Rare exceptions are Dato' Seri Anwar Ibrahim, the former deputy prime
minister who has emerged as an opposition leader after his stint in
prison, apparently on trumped up charges; Dato' Shahrir who was
sacked from the cabinet twenty years ago, but remains a credible
political figure and has built a life outside it; the late Tun
Mustapha, who became successively Yang Di Pertua and chief minister
of Sabah, and rejected Kuala Lumpur's offer of defence minister in
1974. But he had a vision, and that kept him a key figure in
Malaysian politics. There are few politicians in the National Front
who could emulate them in politics. Many wither away once out of
politics. If anything, the fight to stay in politics, especially in
the cabinet, have become stronger with the passing years. The late
Tun Sardon Jubir, said his decision to leave the cabinet was made by
an extraneous confrontation: he was told bluntly by the younger
Malays in his constituency that he should leave the cabinet and allow
them to make money, that if he had not, it was tough luck!
Pak Lah, whom I first knew as a civil servant, was not expected then
to be secretary-general of a ministry. He would have teh tariks in
Bangsar even when he was foreign minister. But that does not mean he
is a pushover. He was secretary of the National Operations Council
when the country was under civilian, or rather UMNO, "martial" law.

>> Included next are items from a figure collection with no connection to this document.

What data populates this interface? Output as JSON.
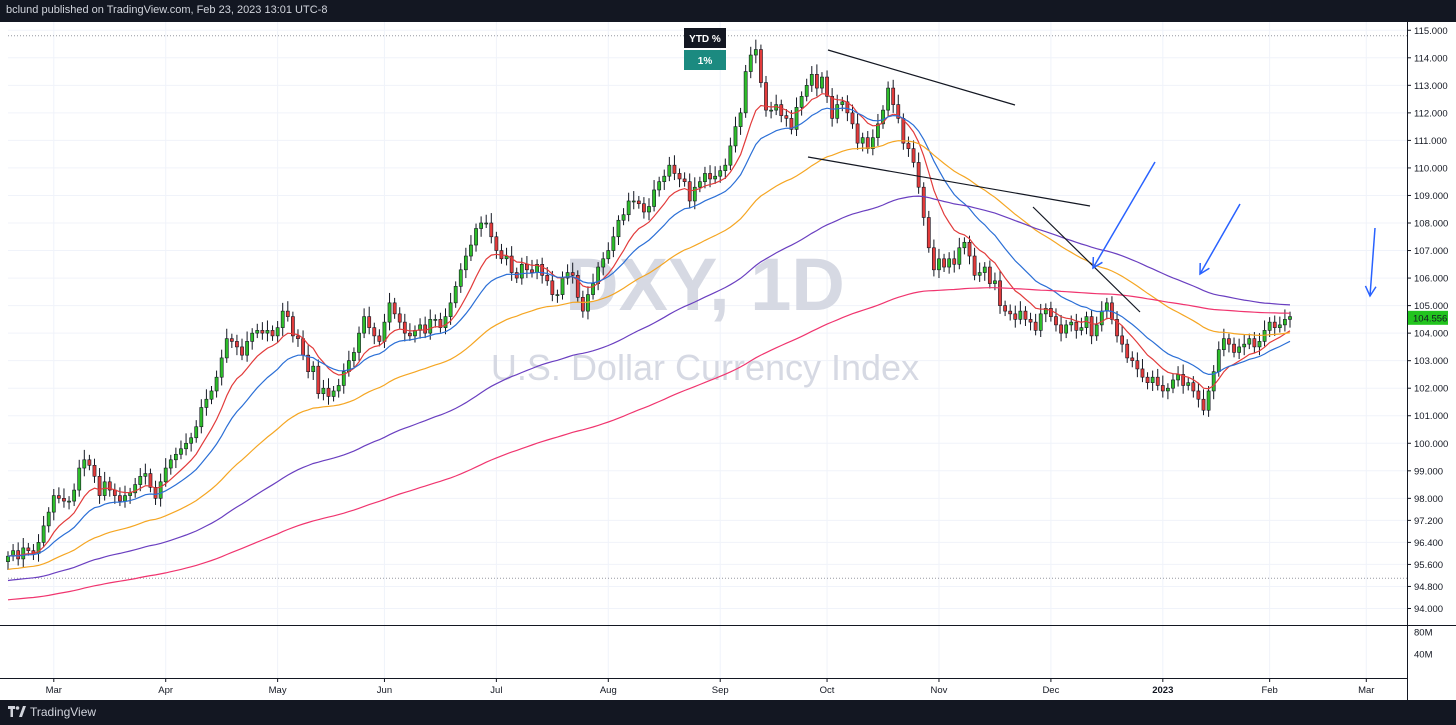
{
  "header": {
    "publisher_text": "bclund published on TradingView.com, Feb 23, 2023 13:01 UTC-8"
  },
  "footer": {
    "brand": "TradingView"
  },
  "watermark": {
    "symbol": "DXY, 1D",
    "description": "U.S. Dollar Currency Index"
  },
  "ytd_box": {
    "label": "YTD %",
    "value": "1%",
    "label_color": "#131722",
    "value_color": "#1b8a80"
  },
  "last_price": {
    "value": "104.556",
    "color": "#22c41e"
  },
  "volume_axis": {
    "ticks": [
      "80M",
      "40M"
    ]
  },
  "colors": {
    "up": "#2ebd2a",
    "down": "#e23b3b",
    "ema10": "#e23b3b",
    "ema20": "#2b6fd6",
    "ema50": "#f5a623",
    "ema100": "#6a3fc0",
    "ema200": "#f0356f",
    "trendline": "#131722",
    "arrow": "#2962ff"
  },
  "chart_data": {
    "type": "candlestick",
    "symbol": "DXY",
    "interval": "1D",
    "y_range": [
      93.4,
      115.3
    ],
    "y_ticks": [
      "115.000",
      "114.000",
      "113.000",
      "112.000",
      "111.000",
      "110.000",
      "109.000",
      "108.000",
      "107.000",
      "106.000",
      "105.000",
      "104.000",
      "103.000",
      "102.000",
      "101.000",
      "100.000",
      "99.000",
      "98.000",
      "97.200",
      "96.400",
      "95.600",
      "94.800",
      "94.000"
    ],
    "x_ticks": [
      "Mar",
      "Apr",
      "May",
      "Jun",
      "Jul",
      "Aug",
      "Sep",
      "Oct",
      "Nov",
      "Dec",
      "2023",
      "Feb",
      "Mar"
    ],
    "x_tick_values": [
      9,
      31,
      53,
      74,
      96,
      118,
      140,
      161,
      183,
      205,
      227,
      248,
      267
    ],
    "x_domain": [
      0,
      275
    ],
    "horizontal_levels": [
      114.8,
      95.1
    ],
    "closes": [
      95.9,
      96.1,
      95.8,
      96.2,
      96.1,
      96.0,
      96.4,
      97.0,
      97.5,
      98.1,
      98.0,
      97.9,
      97.9,
      98.3,
      99.1,
      99.4,
      99.2,
      98.8,
      98.1,
      98.6,
      98.3,
      98.1,
      97.9,
      98.1,
      98.2,
      98.5,
      98.8,
      98.9,
      98.4,
      98.0,
      98.6,
      99.1,
      99.4,
      99.6,
      99.8,
      100.0,
      100.2,
      100.6,
      101.3,
      101.6,
      101.9,
      102.4,
      103.1,
      103.8,
      103.7,
      103.5,
      103.2,
      103.7,
      104.0,
      104.1,
      104.0,
      104.1,
      103.9,
      104.2,
      104.8,
      104.6,
      103.9,
      103.8,
      103.2,
      102.6,
      102.8,
      101.8,
      102.0,
      101.7,
      101.9,
      102.1,
      102.6,
      103.0,
      103.3,
      104.0,
      104.6,
      104.2,
      103.9,
      103.7,
      104.4,
      105.1,
      104.7,
      104.4,
      104.0,
      103.9,
      104.1,
      104.3,
      104.0,
      104.5,
      104.5,
      104.2,
      104.6,
      105.1,
      105.7,
      106.3,
      106.8,
      107.2,
      107.8,
      108.0,
      108.0,
      107.5,
      107.0,
      106.7,
      106.8,
      106.2,
      106.0,
      106.5,
      106.3,
      106.2,
      106.5,
      106.1,
      105.9,
      105.4,
      105.4,
      106.0,
      106.2,
      106.1,
      105.3,
      104.8,
      105.4,
      105.8,
      106.4,
      106.7,
      107.0,
      107.5,
      108.1,
      108.3,
      108.8,
      108.8,
      108.7,
      108.4,
      108.6,
      109.2,
      109.5,
      109.7,
      110.1,
      109.8,
      109.6,
      109.5,
      108.8,
      109.3,
      109.5,
      109.8,
      109.6,
      109.7,
      109.9,
      110.1,
      110.8,
      111.5,
      112.0,
      113.5,
      114.1,
      114.3,
      113.1,
      112.1,
      112.1,
      112.3,
      111.9,
      111.8,
      111.4,
      112.2,
      112.6,
      113.0,
      113.4,
      112.9,
      113.3,
      112.6,
      111.8,
      112.3,
      112.4,
      112.0,
      111.6,
      110.9,
      111.1,
      110.7,
      111.1,
      111.6,
      112.1,
      112.9,
      112.3,
      111.8,
      110.9,
      110.7,
      110.2,
      109.3,
      108.2,
      107.1,
      106.3,
      106.7,
      106.4,
      106.7,
      106.5,
      107.1,
      107.3,
      106.8,
      106.1,
      106.2,
      106.4,
      105.8,
      105.9,
      105.0,
      104.8,
      104.7,
      104.5,
      104.8,
      104.5,
      104.4,
      104.1,
      104.7,
      104.9,
      104.6,
      104.3,
      104.0,
      104.3,
      104.4,
      104.1,
      104.2,
      104.6,
      103.9,
      104.3,
      104.8,
      105.1,
      104.5,
      103.9,
      103.6,
      103.1,
      103.0,
      102.7,
      102.4,
      102.2,
      102.4,
      102.1,
      101.9,
      102.0,
      102.3,
      102.5,
      102.1,
      102.2,
      101.9,
      101.6,
      101.2,
      101.9,
      102.6,
      103.4,
      103.8,
      103.6,
      103.3,
      103.5,
      103.6,
      103.8,
      103.5,
      103.7,
      104.1,
      104.4,
      104.2,
      104.3,
      104.5,
      104.6
    ]
  }
}
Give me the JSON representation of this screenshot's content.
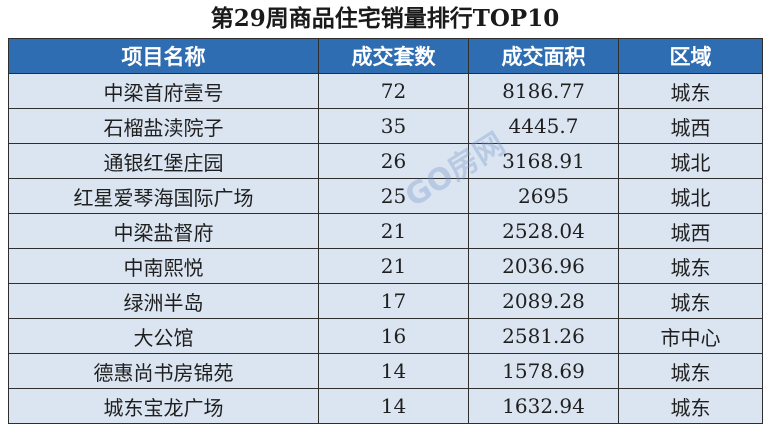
{
  "title": "第29周商品住宅销量排行TOP10",
  "table": {
    "headers": [
      "项目名称",
      "成交套数",
      "成交面积",
      "区域"
    ],
    "rows": [
      [
        "中梁首府壹号",
        "72",
        "8186.77",
        "城东"
      ],
      [
        "石榴盐渎院子",
        "35",
        "4445.7",
        "城西"
      ],
      [
        "通银红堡庄园",
        "26",
        "3168.91",
        "城北"
      ],
      [
        "红星爱琴海国际广场",
        "25",
        "2695",
        "城北"
      ],
      [
        "中梁盐督府",
        "21",
        "2528.04",
        "城西"
      ],
      [
        "中南熙悦",
        "21",
        "2036.96",
        "城东"
      ],
      [
        "绿洲半岛",
        "17",
        "2089.28",
        "城东"
      ],
      [
        "大公馆",
        "16",
        "2581.26",
        "市中心"
      ],
      [
        "德惠尚书房锦苑",
        "14",
        "1578.69",
        "城东"
      ],
      [
        "城东宝龙广场",
        "14",
        "1632.94",
        "城东"
      ]
    ]
  },
  "watermark": "GO房网",
  "colors": {
    "header_bg": "#2f6db2",
    "row_bg": "#dbe5f1",
    "header_text": "#ffffff"
  }
}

He was not known then for the attributes he is now said to have. But
no one in political office can be other than super human, unless he
is not from the National Front. A minister can go to Bejing and
apologize for a Malay girl, so we are told, doing nude squats, but it
is two reporters from the Chinese press who reported, like the
others, that the girl was a Chinese national. The home minister,
Dato' Azmi Khalid, is excused however although his actions allowed
China to dictate terms to Malaysia. He has denied that in Malaysia,
but he told the press there he did just that The Malaysian media
ignores what the minister said or does outside the country on a
contentious issue, and concentrates on statements in the country that
make him look good.
The spin has started to justify the resignation of the two Chinese
reporters. But It was to tell the papers owned by other than UMNO in
the National Front that they report with peril what UMNO does not
want reported, usually long after the fact. It was done so clumsily
that the deputy prime minister had to say the resignations were not
racial. But it was. The Star was taught a lesson when it was shot
down in the 1980s. When it returned after the suspension, it lost a
lot of money and its former verve in reporting. To make an
increasingly skeptical Malaysians it, a MCA deputy minister is called
in what the deputy prime minister did. The two reporters had resigned
as an offering for the paper to exist. It was this China Press that
had first reported the woman in the nude squat was a Chinese
national. The emphasis now is on the race of the woman, not the
police resorting to nude squats of women they arrest.